Author
: Nancie Atwell
Length
: 640 pages
Intent/Focus
: A “workshop” approach to reading and writing education
What You Will Learn
: Detailed procedures for adapting the workshop teaching method to your English and writing classes
Why We Recommend It
: The winner of a $1,000,000 teaching award is someone worth watching. Ms. Atwell’s fresh approach to teaching, as detailed in In the Middle, lets
students truly experience and develop a passion for writing.
Summary
:
Nancie Atwell
is a middle school teacher and winner of the 2015 Global Teacher Prize. In 1990 she founded a K–8 demonstration school called the Center for Teaching and Learning (CTL). She is a successful author, and producer of a DVD series showcasing her writing and
reading workshops.
The first edition of Ms. Atwell’s acclaimed In the Middle was published in 1987, followed by an updated version in 1998. The third edition (2014,
reviewed here) shares the most recent innovations and refinements to her teaching methods, and is, for many educators, a how-to guide for teaching English.
Nancie herself describes the book as: "Everything I've learned over the past three decades that makes writing-reading workshop the only logical way to
teach English." Nancie believes that students become better writers if they are given ownership of what they’re writing. In her workshops students are
given long, uninterrupted blocks of time to write. Lectures, assignments and tests are replaced with occasional mini-lessons on topics such as technique,
revision, genres, showing rather than telling, etc. For the remainder of her class, students simply write.

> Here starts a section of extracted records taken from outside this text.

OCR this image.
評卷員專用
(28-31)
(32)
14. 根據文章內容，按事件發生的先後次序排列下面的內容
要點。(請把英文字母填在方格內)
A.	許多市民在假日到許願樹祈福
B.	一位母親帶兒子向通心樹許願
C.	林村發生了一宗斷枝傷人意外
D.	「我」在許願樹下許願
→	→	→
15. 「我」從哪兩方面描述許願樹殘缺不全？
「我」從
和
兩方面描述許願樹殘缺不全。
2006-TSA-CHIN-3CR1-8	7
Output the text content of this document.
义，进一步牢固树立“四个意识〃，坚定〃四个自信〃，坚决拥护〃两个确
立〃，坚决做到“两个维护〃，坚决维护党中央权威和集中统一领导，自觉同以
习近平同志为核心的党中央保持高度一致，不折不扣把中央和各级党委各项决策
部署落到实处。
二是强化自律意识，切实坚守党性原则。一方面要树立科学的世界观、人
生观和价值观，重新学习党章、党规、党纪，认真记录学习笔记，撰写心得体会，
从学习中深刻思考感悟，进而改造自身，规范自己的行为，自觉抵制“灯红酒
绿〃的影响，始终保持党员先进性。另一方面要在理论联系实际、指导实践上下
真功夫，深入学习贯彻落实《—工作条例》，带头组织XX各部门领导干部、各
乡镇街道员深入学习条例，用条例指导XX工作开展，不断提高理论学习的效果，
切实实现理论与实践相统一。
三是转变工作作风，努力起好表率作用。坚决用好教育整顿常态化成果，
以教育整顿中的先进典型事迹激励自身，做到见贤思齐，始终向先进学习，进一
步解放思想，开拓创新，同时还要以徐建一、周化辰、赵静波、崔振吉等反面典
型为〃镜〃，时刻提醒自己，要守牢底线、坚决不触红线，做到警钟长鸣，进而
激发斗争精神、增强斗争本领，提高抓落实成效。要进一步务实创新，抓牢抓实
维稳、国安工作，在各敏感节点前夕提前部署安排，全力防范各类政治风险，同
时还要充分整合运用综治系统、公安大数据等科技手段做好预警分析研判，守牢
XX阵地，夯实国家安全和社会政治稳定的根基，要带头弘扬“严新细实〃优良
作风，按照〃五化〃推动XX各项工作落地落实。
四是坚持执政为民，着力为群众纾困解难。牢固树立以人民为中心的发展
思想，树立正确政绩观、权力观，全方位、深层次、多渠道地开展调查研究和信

One reader/reviewer said, “In the Middle… changed my life as a teacher. The techniques she used… affirmed everything I felt in my heart to be
true.”
Comprising twenty years’ experience with professional development workshops, the third edition of In the Middle provides:
- Detailed procedures for using the workshop teaching method
- A first-week launch sequence, and several mini-lessons to help you create your own workshops
- Studies of poetry, memoirs, reviews, essays, humor and short fiction
- Examples of prize-winning student writing, to use as mentor texts
- Techniques for conferring with students about the books they're reading
In The Reading Zone, Nancie applies the same approach to reading, with the assertion that students from K-12 should be free to choose their own
reading assignments, and be given ample reading time in class. She believes the only successful “delivery system” for reading comprehension is reading.
Nancie also states that our job as educators is “to innovate for the good of children, and then to pass along to other teachers the lessons we learn that
make a difference." Her book Systems to Transform Your Classroom and School shares insight on the most significant innovations made at the school
she founded, the CTL. At CTL, Nancie and her colleagues have created a culture of engagement and excellence by combining smart practices with rich,
community-building traditions. Examples include student and teacher self-assessment and goal-setting, a student-generated bill of rights, parent outreach
and “rigorous yet kid-friendly expectations.”
"There are steps teachers and administrators can take… that make a classroom or school a place that's safe for children; one where every student feels
noticed and known; one that challenges kids and entices them with the intrinsic rewards of real work, done well."